Wage growth stagnates, despite lift in public sector pay
A study of economic trends says wages should grow faster than 4 per cent a year. Photo: AAP
Australia’s wage growth continues to flatline at an annual pace of 2.3 per cent, propped up by a surprise lift in public sector pay.
Over the June quarter, the seasonally adjusted wage price index rose by 0.6 per cent, with a 0.8 per cent increase in the public sector more than compensating for a disappointing 0.5 per cent increase in the private sector.
“The most significant contribution to wage growth this quarter came from the public sector component of the health care and social assistance industry, where a number of large increases were recorded in Victoria under a plan to ensure wage parity with other states,” Australian Bureau of Statistics chief economist Bruce Hockman said.
Healthcare workers are leading the pack on wage increases, seeing their pay packets (excluding bonuses) up 3.3 per cent for the year.
Where you are looking for work also is a big determinant on wage growth, with Victoria continuing to outpace the likes of Queensland and NSW – both sitting on the national average of 2.3 per cent growth.
Victorian workers continue to enjoy the strongest wage rises, up 0.7 per cent over the quarter and 2.9 per cent for the year.
South Australia, Tasmania and the Northern Territory recorded the lowest quarterly rise of just 0.2 per cent, although Western Australia brings up the rear in annual terms with wages growing a weak 1.6 per cent.
Asia-Pacific economist at global job site Indeed, Callam Pickering said wage growth remains quite low across almost every state and industry, with only small pockets of genuine improvement.
“The one saving grace for households is that inflation has been even lower than wage growth,” Mr Pickering said.
“Adjusted for inflation, wages rose by 0.8 per cent over the past year. For context, real wage growth has averaged just 0.2 per cent over the past six years.”
Mr Pickering said it was unlikely wages would pick up much in the short term, given the slackness in the jobs market.
“With the unemployment rate at 5.2 per cent and underutilisation rate at 13.5 per cent there is still a huge amount of slack across the labour market, ” he said.
“The underutilisation rate needs to ease towards 12 per cent before wage growth of 3 per cent or higher is likely. That won’t happen overnight nor is it likely within the next year.”
Consumers a bit happier
While there was little evidence of the economy shifting gears on wages, at least consumers are feeling a bit more upbeat.

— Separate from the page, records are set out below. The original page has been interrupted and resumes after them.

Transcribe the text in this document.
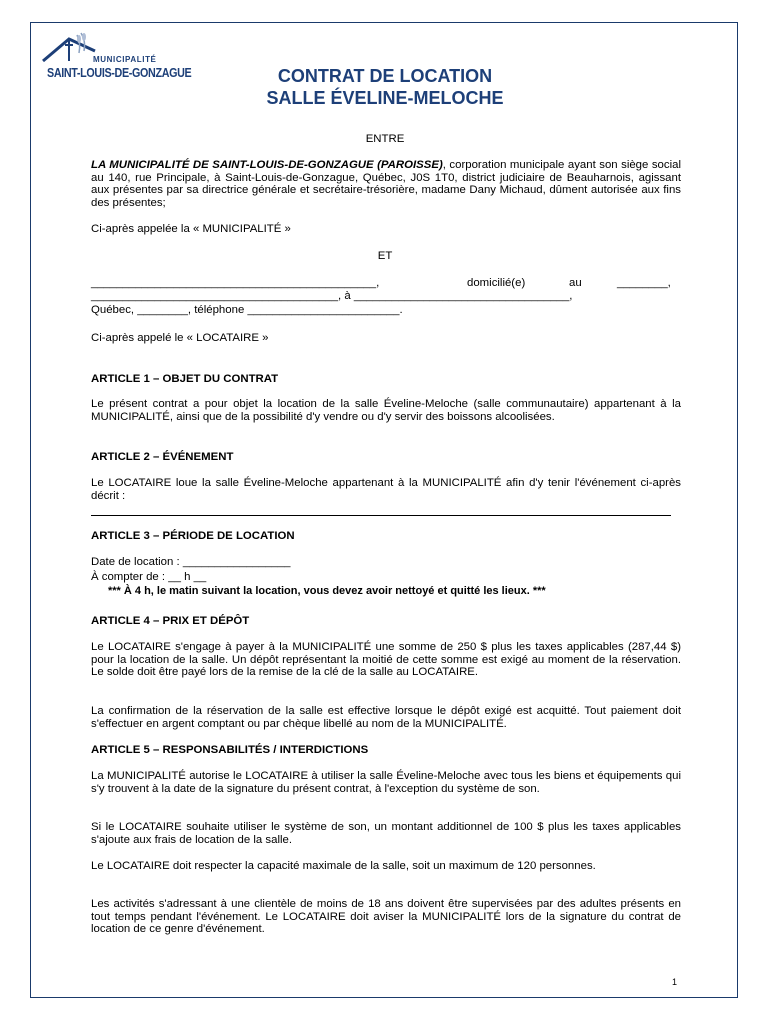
MUNICIPALITÉ
SAINT-LOUIS-DE-GONZAGUE	CONTRAT DE LOCATION
SALLE ÉVELINE-MELOCHE
ENTRE
LA MUNICIPALITÉ DE SAINT-LOUIS-DE-GONZAGUE (PAROISSE), corporation municipale ayant son siège social au 140, rue Principale, à Saint-Louis-de-Gonzague, Québec, J0S 1T0, district judiciaire de Beauharnois, agissant aux présentes par sa directrice générale et secrétaire-trésorière, madame Dany Michaud, dûment autorisée aux fins des présentes;
Ci-après appelée la « MUNICIPALITÉ »
ET
_____________________________________________,	domicilié(e)	au	________,
_______________________________________, à __________________________________,
Québec, ________, téléphone ________________________.
Ci-après appelé le « LOCATAIRE »
ARTICLE 1 – OBJET DU CONTRAT
Le présent contrat a pour objet la location de la salle Éveline-Meloche (salle communautaire) appartenant à la MUNICIPALITÉ, ainsi que de la possibilité d'y vendre ou d'y servir des boissons alcoolisées.
ARTICLE 2 – ÉVÉNEMENT
Le LOCATAIRE loue la salle Éveline-Meloche appartenant à la MUNICIPALITÉ afin d'y tenir l'événement ci-après décrit :
ARTICLE 3 – PÉRIODE DE LOCATION
Date de location : _________________
À compter de : __ h __
*** À 4 h, le matin suivant la location, vous devez avoir nettoyé et quitté les lieux. ***
ARTICLE 4 – PRIX ET DÉPÔT
Le LOCATAIRE s'engage à payer à la MUNICIPALITÉ une somme de 250 $ plus les taxes applicables (287,44 $) pour la location de la salle. Un dépôt représentant la moitié de cette somme est exigé au moment de la réservation. Le solde doit être payé lors de la remise de la clé de la salle au LOCATAIRE.
La confirmation de la réservation de la salle est effective lorsque le dépôt exigé est acquitté. Tout paiement doit s'effectuer en argent comptant ou par chèque libellé au nom de la MUNICIPALITÉ.
ARTICLE 5 – RESPONSABILITÉS / INTERDICTIONS
La MUNICIPALITÉ autorise le LOCATAIRE à utiliser la salle Éveline-Meloche avec tous les biens et équipements qui s'y trouvent à la date de la signature du présent contrat, à l'exception du système de son.
Si le LOCATAIRE souhaite utiliser le système de son, un montant additionnel de 100 $ plus les taxes applicables s'ajoute aux frais de location de la salle.
Le LOCATAIRE doit respecter la capacité maximale de la salle, soit un maximum de 120 personnes.
Les activités s'adressant à une clientèle de moins de 18 ans doivent être supervisées par des adultes présents en tout temps pendant l'événement. Le LOCATAIRE doit aviser la MUNICIPALITÉ lors de la signature du contrat de location de ce genre d'événement.
1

The Westpac-Melbourne Institute survey found consumer sentiment jumped almost 4 per cent to 100 points – exactly the pivot between net optimism and pessimism.
It follows a marginal uptick in NAB’s business confidence survey, although both confidence and conditions in the business world remain below their long term averages.
The consumer result was surprisingly positive given households were surveyed last week, just as US-China trade relations deteriorated further, the Australian dollar tumbled to a decade low and the ASX shed more than 3 per cent.
However, Westpac chief economist Bill Evans said the sharp decline in July may have been a result of households being spooked by successive rate cuts from the Reserve Bank and fear the economy was far weaker than expected.
Households, though, have a bit of a way to go before they could be described as optimistic – comparisons with a year ago and views about the future are still well below the 100-point mark.
“The muted gains are despite further signs of improvement in Australia’s housing market and the Federal Government’s tax relief, which may be starting to see cash flow to some households,” Mr Evans noted.
“A major influence on the near term economic outlook is going to be the mix between spending and saving as households receive their increased tax rebates.
“With sentiment flat and households remaining risk averse we expect consumers to favour saving over spending, so this lift in ‘time to buy’ is an encouraging sign for retailers.”
Citi’s Josh Williamson said the small rise in consumer sentiment was better late than never.
“However, we believe this is a poor return for 50 basis points of rate cuts and government tax rebates,” he said.